Qualche appunto sul referendum
Sono figlio di un lavoratore e di una casalinga. Con un solo stipendio, i miei genitori hanno cresciuto me e mio fratello affrontando sacrifici che, oggi da adulto, comprendo molto meglio. Hanno comprato una casa a Ostia e poi, vendendola, ne hanno costruita un’altra a Isola Sacra, pensando al nostro futuro. Niente eccessi, ma amore, umanità, valori e buon cibo non sono mai mancati.
Una vita fatta anche di rinunce, ma vissuta con la certezza di poter contare su uno stipendio stabile, su un tetto – grande o piccolo che fosse – e su quella capacità tutta italiana di fare in casa meglio che al negozio.

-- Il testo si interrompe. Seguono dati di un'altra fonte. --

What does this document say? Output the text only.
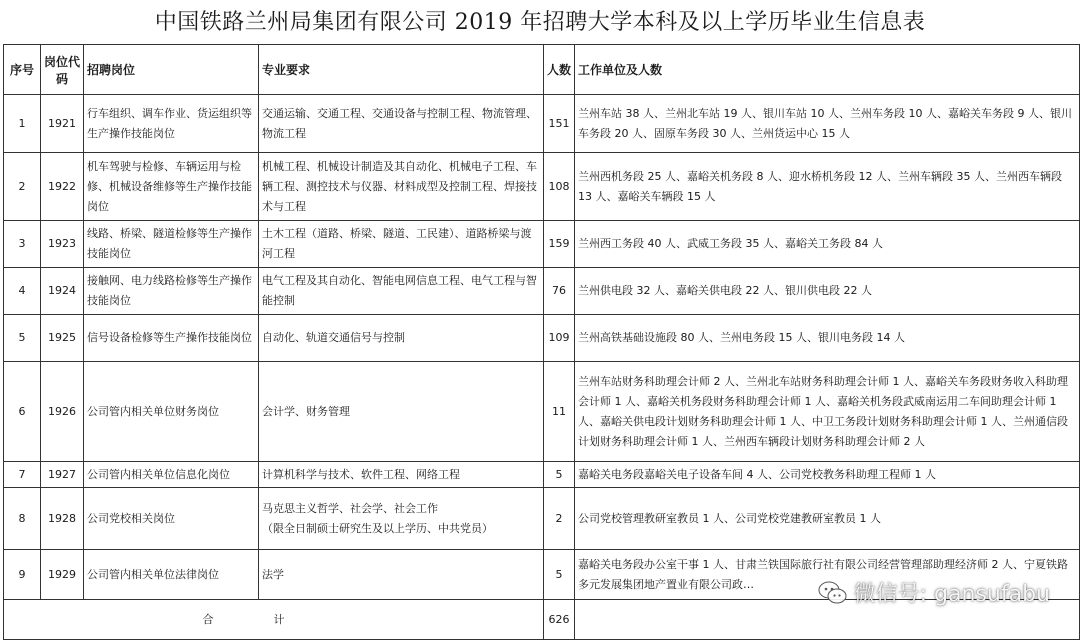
中国铁路兰州局集团有限公司 2019 年招聘大学本科及以上学历毕业生信息表
序号	岗位代码	招聘岗位	专业要求	人数	工作单位及人数
1	1921	行车组织、调车作业、货运组织等生产操作技能岗位	交通运输、交通工程、交通设备与控制工程、物流管理、物流工程	151	兰州车站 38 人、兰州北车站 19 人、银川车站 10 人、兰州车务段 10 人、嘉峪关车务段 9 人、银川车务段 20 人、固原车务段 30 人、兰州货运中心 15 人
2	1922	机车驾驶与检修、车辆运用与检修、机械设备维修等生产操作技能岗位	机械工程、机械设计制造及其自动化、机械电子工程、车辆工程、测控技术与仪器、材料成型及控制工程、焊接技术与工程	108	兰州西机务段 25 人、嘉峪关机务段 8 人、迎水桥机务段 12 人、兰州车辆段 35 人、兰州西车辆段 13 人、嘉峪关车辆段 15 人
3	1923	线路、桥梁、隧道检修等生产操作技能岗位	土木工程（道路、桥梁、隧道、工民建）、道路桥梁与渡河工程	159	兰州西工务段 40 人、武威工务段 35 人、嘉峪关工务段 84 人
4	1924	接触网、电力线路检修等生产操作技能岗位	电气工程及其自动化、智能电网信息工程、电气工程与智能控制	76	兰州供电段 32 人、嘉峪关供电段 22 人、银川供电段 22 人
5	1925	信号设备检修等生产操作技能岗位	自动化、轨道交通信号与控制	109	兰州高铁基础设施段 80 人、兰州电务段 15 人、银川电务段 14 人
6	1926	公司管内相关单位财务岗位	会计学、财务管理	11	兰州车站财务科助理会计师 2 人、兰州北车站财务科助理会计师 1 人、嘉峪关车务段财务收入科助理会计师 1 人、嘉峪关机务段财务科助理会计师 1 人、嘉峪关机务段武威南运用二车间助理会计师 1 人、嘉峪关供电段计划财务科助理会计师 1 人、中卫工务段计划财务科助理会计师 1 人、兰州通信段计划财务科助理会计师 1 人、兰州西车辆段计划财务科助理会计师 2 人
7	1927	公司管内相关单位信息化岗位	计算机科学与技术、软件工程、网络工程	5	嘉峪关电务段嘉峪关电子设备车间 4 人、公司党校教务科助理工程师 1 人
8	1928	公司党校相关岗位	马克思主义哲学、社会学、社会工作
（限全日制硕士研究生及以上学历、中共党员）	2	公司党校管理教研室教员 1 人、公司党校党建教研室教员 1 人
9	1929	公司管内相关单位法律岗位	法学	5	嘉峪关电务段办公室干事 1 人、甘肃兰铁国际旅行社有限公司经营管理部助理经济师 2 人、宁夏铁路多元发展集团地产置业有限公司政…
合计				626	
微信号: gansufabu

Crescere in quel contesto ci ha fatto sentire fortunati, non vulnerabili.
La mia generazione, invece, è cresciuta in un contesto diverso. Siamo entrati nel mondo del lavoro nell’epoca della “flessibilità”, imparando presto a convivere con la precarietà. Siamo quelli dei Co.Co.Co, dei contratti a progetto, dei tirocini non retribuiti. Io stesso ho iniziato così. Siamo il frutto di un pensiero dominante che per trent’anni ha attraversato tutto l’arco politico, compreso il nostro. L’idea che per competere fosse necessario ridurre tutele, aumentare la flessibilità e marcare la distanza tra datori e lavoratori. Ma oggi possiamo davvero dire che quegli obiettivi siano stati raggiunti?
Per questo il referendum sul lavoro ha avuto per me un significato personale e profondo. Ringrazio la CGIL per averlo promosso. Il lavoro non è solo reddito: è dignità, cittadinanza, possibilità, speranza. È futuro. E se non siamo noi a porci queste domande, chi lo farà?
Siamo noi. Quelli che hanno vissuto la fatica di essere “sognati”. E che non vogliono restare prigionieri dei destini individuali. I 15 milioni che hanno partecipato lo dimostrano: siamo tanti, tantissimi.
E se davvero, come dice Renzi, il “centro” è necessario per vincere, allora quel centro deve ripensare il modello. Altrimenti, il cambiamento resterà uno slogan. (La Spagna non è lontana)
Non mi interessa parlare di vincitori e vinti. Senza quorum, la sconfitta è evidente. Ma votare è e resta un atto di libertà. Lo era a 18 anni, lo è ogni volta che pretendiamo un futuro migliore.